As a CNA, Red Hat’s scope offers the most credible information source in the industry for vulnerabilities in the open source community related to Red Hat products. Red Hat triage teams continuously update a human-readable and machine-readable repository of security and CVE information, published at https://www.redhat.com/security. Auditors use the machine readable version to drive automated scans. People use the human-readable version to drive decisions about risk.

Security auditors often flag vulnerabilities as critical, while Red Hat uses an objective rating criteria to classify them as moderate, important, or critical. Scanners might also generate false positives by not acknowledging backported bug fixes into earlier product z-streams. Or they might flag components built from libraries with known vulnerabilities, even if the components themselves are not vulnerable.

Here is a typical false-positive example. A recent security scan against a Red Hat OpenShift cluster flagged a Python flaw, CVE-2023-24329, in a Red Hat Enterprise Linux (RHEL) 8.6 container image. The installed Python version was 3.6.8-47.el8_6. The scan claimed this version was broken, and the fixed version was 0:3.6.8-51.el8_8.1. But the scan should have used data about the RHEL 8.6 Extended Update Service (EUS) release stream instead of the general RHEL 8 release stream. The RHEL 8.6 EUS errata notice showed the fixed image was platform-python-3.6.8-47.el8_6.1.i686.rpm, the same version the scan claimed was broken. The scan incorrectly flagged it as broken, probably because 3.6.8-47 is less than 3.6.8-51.

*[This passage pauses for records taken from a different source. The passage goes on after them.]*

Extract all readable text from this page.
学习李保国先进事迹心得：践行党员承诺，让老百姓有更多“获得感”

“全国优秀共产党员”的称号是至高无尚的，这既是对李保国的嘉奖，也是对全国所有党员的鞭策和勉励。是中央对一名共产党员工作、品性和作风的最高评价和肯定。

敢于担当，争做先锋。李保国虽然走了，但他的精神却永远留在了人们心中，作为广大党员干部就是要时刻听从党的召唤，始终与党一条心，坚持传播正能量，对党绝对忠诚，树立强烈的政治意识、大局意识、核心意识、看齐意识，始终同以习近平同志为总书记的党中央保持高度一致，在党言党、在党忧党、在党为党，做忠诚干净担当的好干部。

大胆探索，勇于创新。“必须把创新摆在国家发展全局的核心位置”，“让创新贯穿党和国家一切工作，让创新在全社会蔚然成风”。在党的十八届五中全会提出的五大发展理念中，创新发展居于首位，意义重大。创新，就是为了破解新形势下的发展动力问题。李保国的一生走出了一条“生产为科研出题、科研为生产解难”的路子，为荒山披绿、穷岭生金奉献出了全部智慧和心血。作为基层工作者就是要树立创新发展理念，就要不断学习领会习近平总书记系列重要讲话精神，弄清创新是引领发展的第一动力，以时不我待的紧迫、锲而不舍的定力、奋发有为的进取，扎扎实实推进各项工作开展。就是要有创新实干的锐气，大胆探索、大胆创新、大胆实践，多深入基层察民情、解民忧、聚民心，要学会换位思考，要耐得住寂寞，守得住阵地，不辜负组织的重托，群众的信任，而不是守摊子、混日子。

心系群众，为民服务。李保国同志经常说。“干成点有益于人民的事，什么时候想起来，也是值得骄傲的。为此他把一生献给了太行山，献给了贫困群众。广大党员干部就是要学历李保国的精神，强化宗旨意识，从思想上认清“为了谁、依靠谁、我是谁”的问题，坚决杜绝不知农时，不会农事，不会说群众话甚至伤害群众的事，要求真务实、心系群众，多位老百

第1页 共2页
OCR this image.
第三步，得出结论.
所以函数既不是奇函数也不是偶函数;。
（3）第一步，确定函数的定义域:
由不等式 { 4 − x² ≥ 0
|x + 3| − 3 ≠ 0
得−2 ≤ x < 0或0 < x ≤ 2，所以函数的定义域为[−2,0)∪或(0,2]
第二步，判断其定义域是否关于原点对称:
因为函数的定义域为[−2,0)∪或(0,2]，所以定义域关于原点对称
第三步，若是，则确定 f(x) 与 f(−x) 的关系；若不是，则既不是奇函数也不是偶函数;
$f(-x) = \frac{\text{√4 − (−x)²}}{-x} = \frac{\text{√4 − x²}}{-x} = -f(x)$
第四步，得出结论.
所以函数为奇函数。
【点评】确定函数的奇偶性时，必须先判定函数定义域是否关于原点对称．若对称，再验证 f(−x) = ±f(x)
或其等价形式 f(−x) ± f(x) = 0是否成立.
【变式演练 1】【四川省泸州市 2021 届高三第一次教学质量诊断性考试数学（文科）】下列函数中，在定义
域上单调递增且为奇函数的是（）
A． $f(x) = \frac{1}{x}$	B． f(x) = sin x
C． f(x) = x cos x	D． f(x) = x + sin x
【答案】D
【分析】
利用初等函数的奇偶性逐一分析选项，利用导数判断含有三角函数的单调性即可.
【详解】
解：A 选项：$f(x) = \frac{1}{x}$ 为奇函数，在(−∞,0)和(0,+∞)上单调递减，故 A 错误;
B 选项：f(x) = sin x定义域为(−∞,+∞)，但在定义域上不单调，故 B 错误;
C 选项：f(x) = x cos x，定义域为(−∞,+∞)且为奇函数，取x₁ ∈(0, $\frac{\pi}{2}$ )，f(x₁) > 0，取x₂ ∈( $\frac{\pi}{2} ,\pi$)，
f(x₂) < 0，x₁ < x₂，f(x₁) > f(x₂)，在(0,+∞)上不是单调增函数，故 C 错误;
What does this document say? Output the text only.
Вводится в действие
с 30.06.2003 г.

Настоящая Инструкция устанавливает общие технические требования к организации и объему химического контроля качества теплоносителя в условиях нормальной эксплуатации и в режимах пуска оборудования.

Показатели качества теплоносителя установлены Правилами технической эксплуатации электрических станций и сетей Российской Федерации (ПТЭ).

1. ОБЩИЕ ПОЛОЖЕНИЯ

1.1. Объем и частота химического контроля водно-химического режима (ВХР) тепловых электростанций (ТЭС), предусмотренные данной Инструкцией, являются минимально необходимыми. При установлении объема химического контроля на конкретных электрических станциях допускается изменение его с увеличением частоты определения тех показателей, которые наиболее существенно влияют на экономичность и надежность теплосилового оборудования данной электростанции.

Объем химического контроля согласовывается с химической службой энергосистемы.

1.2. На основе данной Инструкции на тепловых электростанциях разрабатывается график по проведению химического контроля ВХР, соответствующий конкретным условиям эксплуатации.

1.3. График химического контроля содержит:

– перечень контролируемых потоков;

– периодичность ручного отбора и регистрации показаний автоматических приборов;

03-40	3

Library vulnerabilities also generate false-positives. CVE-2023-49569 describes a critical vulnerability with certain functions in a version of the go library, go-git. A recent security scan flagged all 201 product components that depend on this library, including components that never use the vulnerable functions. Especially with library vulnerabilities, distinguish false-positives from truly vulnerable components by carefully reading the relevant Red Hat security repository CVE writeups.

When scanners and the Red Hat CVE repository disagree, use the Red Hat security repository as the authoritative source of truth, either directly or pull the Red Hat data from CVE.org which aggregates all CNA data. Red Hat knows its own products better than anyone else, just like other vendors for their own scopes. Red Hat also enjoys a well-earned reputation for taking its security responsibility seriously. If customers or auditors disagree with any Red Hat CVE evaluation, Red Hat and CVE.org offer an escalation process to reconcile differences through the CNA of Last Resort (CNA-LR).

Good cyber security practices depend on accurate information. Trust Red Hat as an authoritative source.